Le reste du score prolonge cette ambiance à la fois étouffante et toujours très tendue. 'Pulmonary Artery' est du même acabit: le thème reste omniprésent, souvent confié à une combinaison de vents (hautbois/flûtes par exemple) entouré d'un univers orchestral aux sonorités 'fluctuantes' et aléatoires. Rosenman garde toujours son approche impressionniste tout en conservant le côté très 'organique' de sa partition, afin d'évoquer l'intérieur du corps humain et ses mystères. 'Proteus Moving Through Sac' maintient lui aussi ce côté à la fois noir, mystérieux et toujours très tendu, Rosenman faisant de 'Fantastic Voyage' un véritable thriller, tout en délaissant le côté plus 'aventure' de l'histoire, un élément qui ne transparaît nullement dans cette sinistre partition étouffante.

'Cora Trapped' est l'un des meilleurs déchaînements orchestraux du score. Il s'agit de la séquence où la jeune Cora se fait attaquer par les anti-corps. Rosenman laisse ici la place à un déferlement de sonorités agressives allant des clarinettes stridentes, d'un piano brutal, des tremolos de cordes tendus aux trompettes en sourdines très agressives. La dissonance est ici le maître mot du compositeur: petit à petit, le caractère chaotique, froid et dissonant du morceau rend la scène particulièrement intense, à la limite du cauchemardesque.
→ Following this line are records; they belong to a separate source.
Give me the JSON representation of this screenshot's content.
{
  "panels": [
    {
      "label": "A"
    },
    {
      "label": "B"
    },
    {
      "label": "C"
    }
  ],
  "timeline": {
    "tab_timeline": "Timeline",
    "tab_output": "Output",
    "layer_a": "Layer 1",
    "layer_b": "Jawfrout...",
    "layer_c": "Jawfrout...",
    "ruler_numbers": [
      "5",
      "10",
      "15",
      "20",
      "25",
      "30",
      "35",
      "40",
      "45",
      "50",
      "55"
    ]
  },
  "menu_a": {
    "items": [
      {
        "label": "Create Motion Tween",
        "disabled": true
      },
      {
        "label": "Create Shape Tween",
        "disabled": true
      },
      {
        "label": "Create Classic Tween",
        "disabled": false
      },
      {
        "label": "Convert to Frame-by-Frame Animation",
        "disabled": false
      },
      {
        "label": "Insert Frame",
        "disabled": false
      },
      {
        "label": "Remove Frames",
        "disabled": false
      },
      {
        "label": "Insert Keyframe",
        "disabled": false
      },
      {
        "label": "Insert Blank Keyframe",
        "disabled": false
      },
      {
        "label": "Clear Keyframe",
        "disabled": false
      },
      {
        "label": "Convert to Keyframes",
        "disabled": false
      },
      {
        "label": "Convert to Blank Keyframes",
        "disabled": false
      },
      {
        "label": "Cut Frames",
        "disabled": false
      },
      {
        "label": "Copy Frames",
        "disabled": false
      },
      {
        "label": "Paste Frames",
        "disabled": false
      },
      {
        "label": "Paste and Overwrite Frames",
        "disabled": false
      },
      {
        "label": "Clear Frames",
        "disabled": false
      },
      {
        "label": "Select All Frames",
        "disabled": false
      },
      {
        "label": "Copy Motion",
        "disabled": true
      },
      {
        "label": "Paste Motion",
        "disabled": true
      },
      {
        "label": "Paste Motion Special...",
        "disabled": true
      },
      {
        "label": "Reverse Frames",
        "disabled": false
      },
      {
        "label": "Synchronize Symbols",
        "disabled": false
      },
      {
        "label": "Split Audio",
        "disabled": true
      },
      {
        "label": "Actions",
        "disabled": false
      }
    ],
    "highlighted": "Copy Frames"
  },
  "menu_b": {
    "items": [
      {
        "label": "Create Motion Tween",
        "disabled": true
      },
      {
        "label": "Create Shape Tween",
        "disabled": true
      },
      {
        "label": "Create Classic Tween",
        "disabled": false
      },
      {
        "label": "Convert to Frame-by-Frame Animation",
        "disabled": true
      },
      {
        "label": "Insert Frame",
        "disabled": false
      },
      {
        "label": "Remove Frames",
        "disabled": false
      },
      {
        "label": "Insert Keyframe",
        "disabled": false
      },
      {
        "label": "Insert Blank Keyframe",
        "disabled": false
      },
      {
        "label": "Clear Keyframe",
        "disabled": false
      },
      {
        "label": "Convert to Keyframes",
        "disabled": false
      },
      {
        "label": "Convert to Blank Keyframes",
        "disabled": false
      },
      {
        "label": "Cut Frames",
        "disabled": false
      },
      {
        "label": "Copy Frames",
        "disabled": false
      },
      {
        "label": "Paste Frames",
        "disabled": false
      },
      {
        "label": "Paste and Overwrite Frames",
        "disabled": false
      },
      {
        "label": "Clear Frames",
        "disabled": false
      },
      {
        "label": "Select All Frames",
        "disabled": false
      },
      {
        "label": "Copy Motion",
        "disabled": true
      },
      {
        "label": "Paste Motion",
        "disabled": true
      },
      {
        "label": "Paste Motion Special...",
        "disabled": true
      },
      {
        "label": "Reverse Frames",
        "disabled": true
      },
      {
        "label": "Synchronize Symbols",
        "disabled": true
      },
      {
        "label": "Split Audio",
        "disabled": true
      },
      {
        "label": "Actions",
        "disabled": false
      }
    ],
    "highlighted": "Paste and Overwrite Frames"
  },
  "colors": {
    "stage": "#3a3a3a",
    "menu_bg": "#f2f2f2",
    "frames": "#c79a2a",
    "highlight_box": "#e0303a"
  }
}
L'efficacité de ce morceau à l'écran est assez redoutable: on finit par craindre de voir Cora succomber à cette violente attaque des anti-corps. 'The Human Brain' est un autre passage marquant du score, dans lequel le compositeur utilise quelques sonorités cristallines (célesta principalement) pour évoquer le passage des ondes électriques dans le cerveau, vers la fin du film. On retrouve ici aussi l'approche plus impressionniste du compositeur, déjà présente dès le début du score avec 'The Proteus'. 'Get The Laser' nous permet de retrouver le style brutal, extrêmement dissonant et chaotique de 'Cora Trapped' lors de l'attaque finale des globules blancs et la mort du Dr.Michaels (Donald Pleasence), dernier grand déchaînement orchestral du score. Le score trouvera sa conclusion sur 'Optic Nerve/End Cast', seul passage tonal du score qui nous permet enfin de respirer après 40 minutes bien suffocantes.

Malgré l'excellente qualité d'écriture de cette partition, au bout de 40 minutes, on finit par se lasser de cette approche très monocorde et froide de la musique. Le score de 'Fantastic Voyage' manque ainsi cruellement de relief, et passé trois ou quatre morceaux, on s'ennuie quelque peu, faute d'un manque de renouvellement des idées et d'une certaine lourdeur orchestrale. Peut-être est-ce dû au côté trop répétitif du thème principal (largement omniprésent d'un morceau à l'autre)? Quoiqu'il en soit, 'Fantastic Voyage' est un score très monotone qui risque fort de dégoûter tout ceux qui ont une profonde aversion pour les partitions atonales avant-gardistes de ce genre. Pour les oreilles averties, 'Fantastic Voyage' pourrait s'avérer être une bonne découverte, du moins pour ceux qui ne connaissent pas encore l'une des partitions incontournables de Leonard Rosenman. Un bon score avant-gardiste, à consommer néanmoins avec modération!